Mas se houve avanços, para mantê-los e vencer novos desafios é necessária uma política que defina a longo prazo as metas a serem atingidas. Eleger, por exemplo, as áreas em que queremos ser os players globais e investir recursos e esforços para cumprir o que foi definido. Quando se elege essas áreas, outras serão beneficiadas, fortalecendo-se, assim, a cadeia produtiva em função de uma expertise conquistada. Ampliam-se alternativas para que não haja uma dependência econômica mais fortemente ligada a setores em que não há sustentabilidade ambiental.

E quando se fala em pesquisa, em inovação, o papel da universidade é crucial. Essas instituições devem entender a sua função dentro da sociedade, no contexto regional, como indutoras e protagonistas do desenvolvimento social. Na PUC Minas, por exemplo, a investigação científica está disseminada por todas as áreas do conhecimento, indo da graduação à pós-graduação, e a parceria com a iniciativa privada tem gerado excelentes resultados, especialmente na área de tecnologia.
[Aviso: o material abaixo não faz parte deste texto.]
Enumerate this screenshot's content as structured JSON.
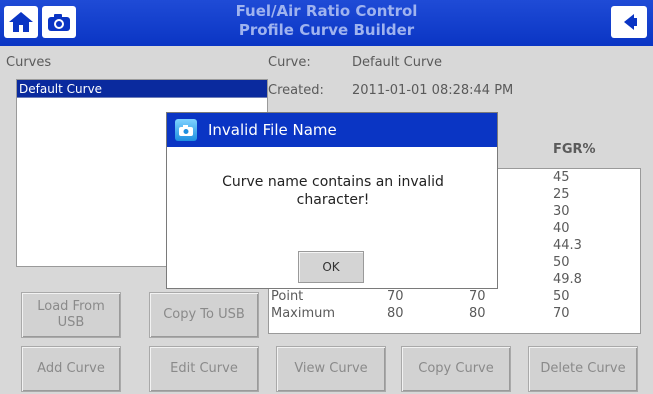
{
  "header": {
    "title_line1": "Fuel/Air Ratio Control",
    "title_line2": "Profile Curve Builder",
    "home_icon": "home-icon",
    "camera_icon": "camera-icon",
    "back_icon": "back-arrow-icon"
  },
  "curves_panel": {
    "label": "Curves",
    "items": [
      "Default Curve"
    ]
  },
  "info": {
    "curve_label": "Curve:",
    "curve_value": "Default Curve",
    "created_label": "Created:",
    "created_value": "2011-01-01 08:28:44 PM"
  },
  "table": {
    "visible_header_fragment": "!%",
    "fgr_header": "FGR%",
    "fgr_values": [
      "45",
      "25",
      "30",
      "40",
      "44.3",
      "50",
      "49.8",
      "50",
      "70"
    ],
    "point_row": {
      "label": "Point",
      "v1": "70",
      "v2": "70"
    },
    "max_row": {
      "label": "Maximum",
      "v1": "80",
      "v2": "80"
    }
  },
  "buttons": {
    "load_usb": "Load From USB",
    "copy_usb": "Copy To USB",
    "add_curve": "Add Curve",
    "edit_curve": "Edit Curve",
    "view_curve": "View Curve",
    "copy_curve": "Copy Curve",
    "delete_curve": "Delete Curve"
  },
  "dialog": {
    "title": "Invalid File Name",
    "message": "Curve name contains an invalid character!",
    "ok_label": "OK"
  },
  "colors": {
    "header_blue": "#0a35c4",
    "title_text": "#9fb3ef",
    "selection": "#0a2a9e"
  }
}
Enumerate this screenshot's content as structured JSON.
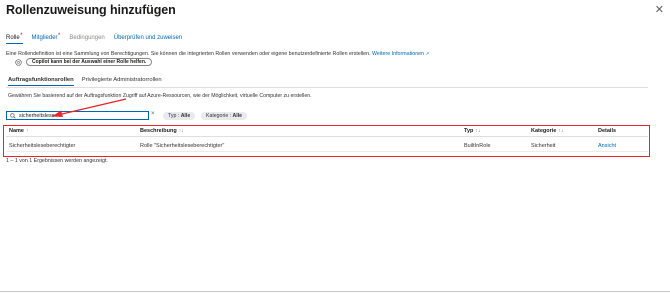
{
  "header": {
    "title": "Rollenzuweisung hinzufügen",
    "more": "···",
    "close": "✕"
  },
  "tabs": [
    {
      "label": "Rolle",
      "dot": "*",
      "state": "active"
    },
    {
      "label": "Mitglieder",
      "dot": "*",
      "state": "link"
    },
    {
      "label": "Bedingungen",
      "dot": "",
      "state": "disabled"
    },
    {
      "label": "Überprüfen und zuweisen",
      "dot": "",
      "state": "link"
    }
  ],
  "description": {
    "text": "Eine Rollendefinition ist eine Sammlung von Berechtigungen. Sie können die integrierten Rollen verwenden oder eigene benutzerdefinierte Rollen erstellen.",
    "link": "Weitere Informationen"
  },
  "copilot": {
    "icon": "copilot-icon",
    "button_label": "Copilot kann bei der Auswahl einer Rolle helfen."
  },
  "subtabs": [
    {
      "label": "Auftragsfunktionsrollen",
      "active": true
    },
    {
      "label": "Privilegierte Administratorrollen",
      "active": false
    }
  ],
  "subdescription": "Gewähren Sie basierend auf der Auftragsfunktion Zugriff auf Azure-Ressourcen, wie der Möglichkeit, virtuelle Computer zu erstellen.",
  "search": {
    "value": "sicherheitslese",
    "clear": "×"
  },
  "filters": [
    {
      "key": "Typ : ",
      "value": "Alle"
    },
    {
      "key": "Kategorie : ",
      "value": "Alle"
    }
  ],
  "table": {
    "columns": [
      {
        "label": "Name",
        "sort": "↑"
      },
      {
        "label": "Beschreibung",
        "sort": "↑↓"
      },
      {
        "label": "Typ",
        "sort": "↑↓"
      },
      {
        "label": "Kategorie",
        "sort": "↑↓"
      },
      {
        "label": "Details",
        "sort": ""
      }
    ],
    "rows": [
      {
        "name": "Sicherheitsleseberechtigter",
        "description": "Rolle \"Sicherheitsleseberechtigter\"",
        "type": "BuiltInRole",
        "category": "Sicherheit",
        "details": "Ansicht"
      }
    ],
    "count_text": "1 – 1 von 1 Ergebnissen werden angezeigt."
  },
  "colors": {
    "accent": "#0067b8",
    "highlight": "#e8252a"
  }
}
Mais recentemente, lançamos um programa de inovação de alto impacto, o PUC Tec, que vai unir startups, que já experimentaram programas de incubação, a grandes empresas. Trata-se de um movimento para tentar acomodar toda a inovação que já vem sendo desenvolvida na Universidade há muito tempo e tentar gerar impacto em seu uso na sociedade.
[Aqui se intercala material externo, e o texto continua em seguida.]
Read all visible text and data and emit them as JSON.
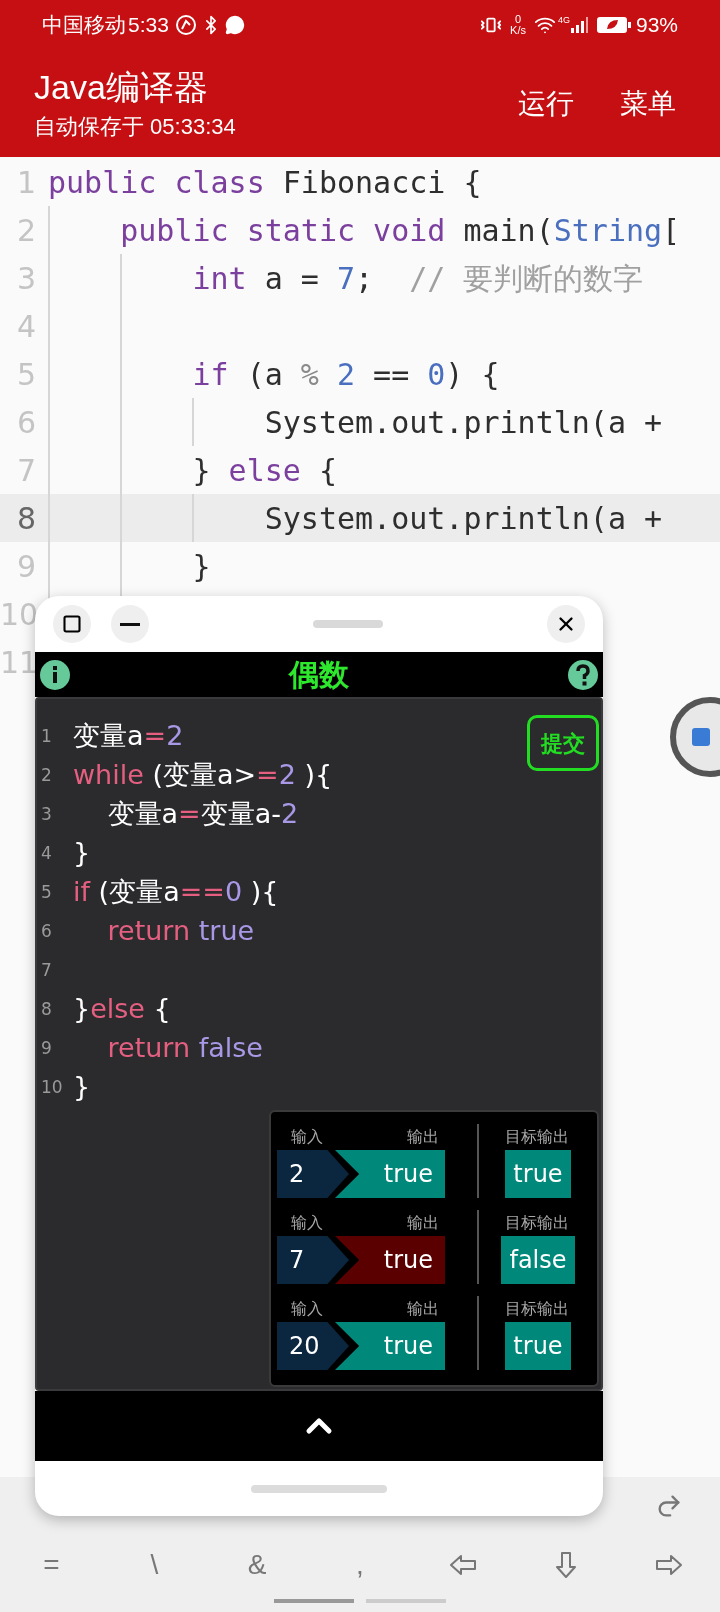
{
  "status_bar": {
    "carrier": "中国移动",
    "time": "5:33",
    "net_speed_value": "0",
    "net_speed_unit": "K/s",
    "network": "4G",
    "battery": "93%"
  },
  "header": {
    "title": "Java编译器",
    "subtitle": "自动保存于 05:33:34",
    "actions": [
      "运行",
      "菜单"
    ]
  },
  "editor": {
    "lines": [
      {
        "number": "1",
        "current": false,
        "tokens": [
          {
            "kind": "keyword",
            "text": "public class"
          },
          {
            "kind": "plain",
            "text": " Fibonacci {"
          }
        ]
      },
      {
        "number": "2",
        "current": false,
        "tokens": [
          {
            "kind": "keyword",
            "text": "    public static void"
          },
          {
            "kind": "plain",
            "text": " main("
          },
          {
            "kind": "type",
            "text": "String"
          },
          {
            "kind": "plain",
            "text": "["
          }
        ]
      },
      {
        "number": "3",
        "current": false,
        "tokens": [
          {
            "kind": "keyword",
            "text": "        int"
          },
          {
            "kind": "plain",
            "text": " a = "
          },
          {
            "kind": "number",
            "text": "7"
          },
          {
            "kind": "plain",
            "text": ";"
          },
          {
            "kind": "comment",
            "text": "  // 要判断的数字"
          }
        ]
      },
      {
        "number": "4",
        "current": false
      },
      {
        "number": "5",
        "current": false,
        "tokens": [
          {
            "kind": "keyword",
            "text": "        if"
          },
          {
            "kind": "plain",
            "text": " (a "
          },
          {
            "kind": "operator",
            "text": "%"
          },
          {
            "kind": "number",
            "text": " 2"
          },
          {
            "kind": "plain",
            "text": " == "
          },
          {
            "kind": "number",
            "text": "0"
          },
          {
            "kind": "plain",
            "text": ") {"
          }
        ]
      },
      {
        "number": "6",
        "current": false,
        "tokens": [
          {
            "kind": "plain",
            "text": "            System.out.println(a +"
          }
        ]
      },
      {
        "number": "7",
        "current": false,
        "tokens": [
          {
            "kind": "plain",
            "text": "        } "
          },
          {
            "kind": "keyword",
            "text": "else"
          },
          {
            "kind": "plain",
            "text": " {"
          }
        ]
      },
      {
        "number": "8",
        "current": true,
        "tokens": [
          {
            "kind": "plain",
            "text": "            System.out.println(a +"
          }
        ]
      },
      {
        "number": "9",
        "current": false,
        "tokens": [
          {
            "kind": "plain",
            "text": "        }"
          }
        ]
      },
      {
        "number": "10",
        "current": false
      },
      {
        "number": "11",
        "current": false
      }
    ]
  },
  "popup": {
    "title": "偶数",
    "submit": "提交",
    "code": [
      {
        "number": "1",
        "tokens": [
          {
            "kind": "plain",
            "text": "变量a"
          },
          {
            "kind": "operator",
            "text": "="
          },
          {
            "kind": "literal",
            "text": "2"
          }
        ]
      },
      {
        "number": "2",
        "tokens": [
          {
            "kind": "keyword",
            "text": "while"
          },
          {
            "kind": "plain",
            "text": " (变量a>"
          },
          {
            "kind": "operator",
            "text": "="
          },
          {
            "kind": "literal",
            "text": "2"
          },
          {
            "kind": "plain",
            "text": " ){"
          }
        ]
      },
      {
        "number": "3",
        "tokens": [
          {
            "kind": "plain",
            "text": "    变量a"
          },
          {
            "kind": "operator",
            "text": "="
          },
          {
            "kind": "plain",
            "text": "变量a-"
          },
          {
            "kind": "literal",
            "text": "2"
          }
        ]
      },
      {
        "number": "4",
        "tokens": [
          {
            "kind": "plain",
            "text": "}"
          }
        ]
      },
      {
        "number": "5",
        "tokens": [
          {
            "kind": "keyword",
            "text": "if"
          },
          {
            "kind": "plain",
            "text": " (变量a"
          },
          {
            "kind": "operator",
            "text": "=="
          },
          {
            "kind": "literal",
            "text": "0"
          },
          {
            "kind": "plain",
            "text": " ){"
          }
        ]
      },
      {
        "number": "6",
        "tokens": [
          {
            "kind": "keyword",
            "text": "    return"
          },
          {
            "kind": "literal",
            "text": " true"
          }
        ]
      },
      {
        "number": "7"
      },
      {
        "number": "8",
        "tokens": [
          {
            "kind": "plain",
            "text": "}"
          },
          {
            "kind": "keyword",
            "text": "else"
          },
          {
            "kind": "plain",
            "text": " {"
          }
        ]
      },
      {
        "number": "9",
        "tokens": [
          {
            "kind": "keyword",
            "text": "    return"
          },
          {
            "kind": "literal",
            "text": " false"
          }
        ]
      },
      {
        "number": "10",
        "tokens": [
          {
            "kind": "plain",
            "text": "}"
          }
        ]
      }
    ],
    "tests": [
      {
        "input_label": "输入",
        "input": "2",
        "output_label": "输出",
        "output": "true",
        "correct": true,
        "target_label": "目标输出",
        "target": "true"
      },
      {
        "input_label": "输入",
        "input": "7",
        "output_label": "输出",
        "output": "true",
        "correct": false,
        "target_label": "目标输出",
        "target": "false"
      },
      {
        "input_label": "输入",
        "input": "20",
        "output_label": "输出",
        "output": "true",
        "correct": true,
        "target_label": "目标输出",
        "target": "true"
      }
    ]
  },
  "keyboard": {
    "keys": [
      "=",
      "\\",
      "&",
      ","
    ]
  }
}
No entanto, se as universidades vêm buscando alternativas para o desenvolvimento da pesquisa por meio de recursos próprios ou aliando-se à iniciativa privada, não é possível prescindir-se dos investimentos públicos na área. Em tempos de crise como a enfrentada no Brasil, investir em ciência e inovação significa valorizar um instrumento fundamental para o desenvolvimento. Mais que isso, representa oferecer uma perspectiva de futuro para os nossos jovens.

Texto
Sérgio de Morais Hanriot
Pró-reitor de Pesquisa e de Pós-graduação da PUC Minas, o professor Sérgio de Morais Hanriot, doutor em Engenharia Mecânica pela UFMG, discorre sobre a importância da pesquisa como ferramenta para o desenvolvimento. “O Brasil ainda não trata a educação como uma política de Estado – e sim de governos – e a consequência é que diante de qualquer crise a redução de investimentos atinge primeiramente o setor, prejudicando a geração de conhecimento, ou seja, a pesquisa”. No entanto, considera o professor, se as universidades vêm buscando alternativas para o desenvolvimento da pesquisa por meio de recursos próprios ou aliando-se à iniciativa privada, não é possível prescindir-se dos investimentos públicos na área.